Suspect appeared on MSNBC and took part in Obama’s ‘My Brother’s Keeper’ program
Andrew Stiles • February 15, 2022 4:00 pm
A radical anti-police activist was charged Monday with the attempted murder of Louisville, Ky., mayoral candidate Craig Greenberg. The activist, Quintez Brown, was apprehended shortly after he allegedly entered Greenberg’s campaign headquarters and fired multiple shots with a handgun.
Brown, 21, pleaded not guilty to attempted murder and four counts of wanton endangerment. No one was injured during the attack, but a bullet reportedly grazed the back of Greenberg’s sweater. The mayoral candidate, a Democrat, said the suspect walked into his office where he and four other staffers were meeting Monday morning. “When we greeted him, he pulled out a gun, aimed directly at me, and began shooting,” Greenberg told reporters. “The individual closest to the door managed to bravely get the door closed, which we barricaded and the shooter fled the scene.”
Police said Greenberg, who is Jewish, appeared to have been targeted in the shooting.
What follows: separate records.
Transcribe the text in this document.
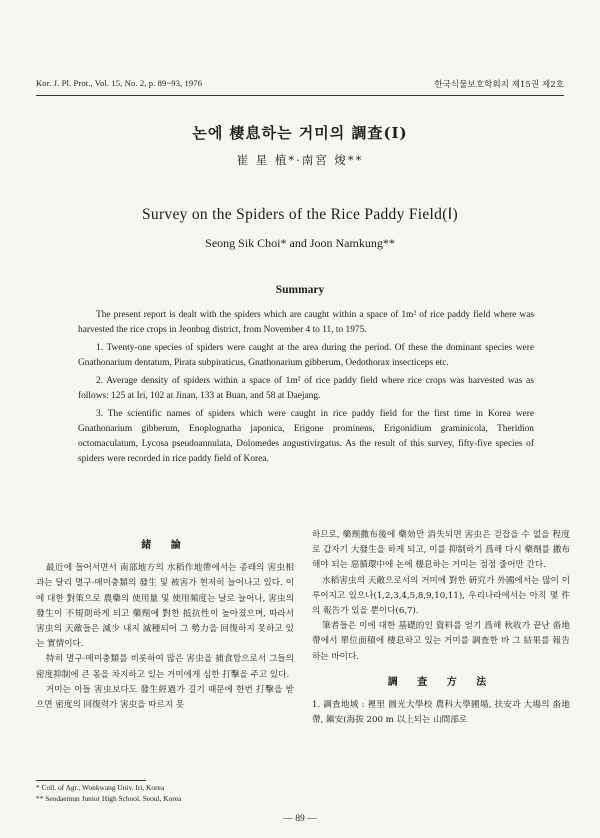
Kor. J. Pl. Prot., Vol. 15, No. 2, p. 89~93, 1976	한국식물보호학회지 제15권 제2호
논에 棲息하는 거미의 調査(Ⅰ)
崔 星 植*·南宮 焌**
Survey on the Spiders of the Rice Paddy Field(Ⅰ)
Seong Sik Choi* and Joon Namkung**
Summary

The present report is dealt with the spiders which are caught within a space of 1m² of rice paddy field where was harvested the rice crops in Jeonbug district, from November 4 to 11, to 1975.

1. Twenty-one species of spiders were caught at the area during the period. Of these the dominant species were Gnathonarium dentatum, Pirata subpiraticus, Gnathonarium gibberum, Oedothorax insecticeps etc.

2. Average density of spiders within a space of 1m² of rice paddy field where rice crops was harvested was as follows: 125 at Iri, 102 at Jinan, 133 at Buan, and 58 at Daejang.

3. The scientific names of spiders which were caught in rice paddy field for the first time in Korea were Gnathonarium gibberum, Enoplognatha japonica, Erigone prominens, Erigonidium graminicola, Theridion octomaculatum, Lycosa pseudoannulata, Dolomedes angustivirgatus. As the result of this survey, fifty-five species of spiders were recorded in rice paddy field of Korea.

緒 論

最近에 들어서면서 南部地方의 水稻作地帶에서는 종래의 害虫相과는 달리 멸구·매미충類의 發生 및 被害가 현저히 늘어나고 있다. 이에 대한 對策으로 農藥의 使用量 및 使用頻度는 날로 늘어나, 害虫의 發生이 不規則하게 되고 藥劑에 對한 抵抗性이 높아졌으며, 따라서 害虫의 天敵들은 減少 내지 滅種되어 그 勢力을 回復하지 못하고 있는 實情이다.

特히 멸구·매미충類를 비롯하여 많은 害虫을 捕食함으로서 그들의 密度抑制에 큰 몫을 차지하고 있는 거미에게 심한 打擊을 주고 있다.

거미는 이들 害虫보다도 發生經過가 길기 때문에 한번 打擊을 받으면 密度의 回復력가 害虫을 따르지 못

하므로, 藥劑撒布後에 藥効만 消失되면 害虫은 걷잡을 수 없을 程度로 갑자기 大發生을 하게 되고, 이를 抑制하기 爲해 다시 藥劑를 撒布해야 되는 惡循環中에 논에 棲息하는 거미는 점점 줄어만 간다.

水稻害虫의 天敵으로서의 거미에 對한 硏究가 外國에서는 많이 이루어지고 있으나(1,2,3,4,5,8,9,10,11), 우리나라에서는 아직 몇 件의 報告가 있을 뿐이다(6,7).

筆者들은 이에 대한 基礎的인 資料를 얻기 爲해 秋收가 끝난 畓地帶에서 單位面積에 棲息하고 있는 거미를 調査한 바 그 結果를 報告하는 바이다.

調 査 方 法

1. 調査地域 : 裡里 圓光大學校 農科大學圃場, 扶安과 大場의 畓地帶, 鎭安(海拔 200 m 以上되는 山間部로

* Coll. of Agr., Wonkwang Univ. Iri, Korea
** Seodaemun Junior High School. Seoul, Korea
— 89 —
Authorities did not identify a motive for the crime and said they believe Brown acted alone. The alleged attack occurred two months after Brown announced his candidacy for Louisville Metro Council. Among his stated policy goals were “freedom, reparations,” and “full employment.”
Brown had been a student at the University of Louisville, where he was an MLK scholar studying philosophy and Pan-Africanism, a controversial ideological movement whose advocates include Malcolm X, Robert Mugabe, and Muammar Gaddafi. His social media bios called for “the total liberation and unification of Africa under scientific socialism.”
Brown also served as opinion editor for the student newspaper, the Cardinal, and was a former intern and biweekly columnist for the Louisville Courier Journal, where he wrote extensively about how law enforcement and other “institutions in society work together to maintain the status quo of the spectacular Black death.”
An active participant in the so-called racial justice protests of 2020, Brown’s journalistic output and social media posts reflect a radicalized individual who was skeptical of representative democracy and believed Marxist revolution was the most viable path to achieving racial justice.
Days before the alleged attack, Brown urged his followers to join the Lion of Judah Armed Forces, a black supremacist militia whose ideas are aligned with those of the Black Hebrew Israelite movement. Adherents of the latter group were charged in the 2019 murders of four Jewish people at a kosher supermarket in Jersey City, N.J., which authorities described as a “targeted attack.”
Years earlier, Brown was embraced by mainstream journalists and Democratic Party leaders. He appeared alongside Joy Reid during an MSNBC panel in 2018, in which he called for “common-sense gun reform.” He posed for photos with Rev. Al Sharpton, a notorious anti-Semite. The Obama Foundation recognized him as a “rising face” as part of the former president’s “My Brother’s Keeper” program, and he was one of 22 students selected to attend the inaugural MBK Rising! Summit in 2019.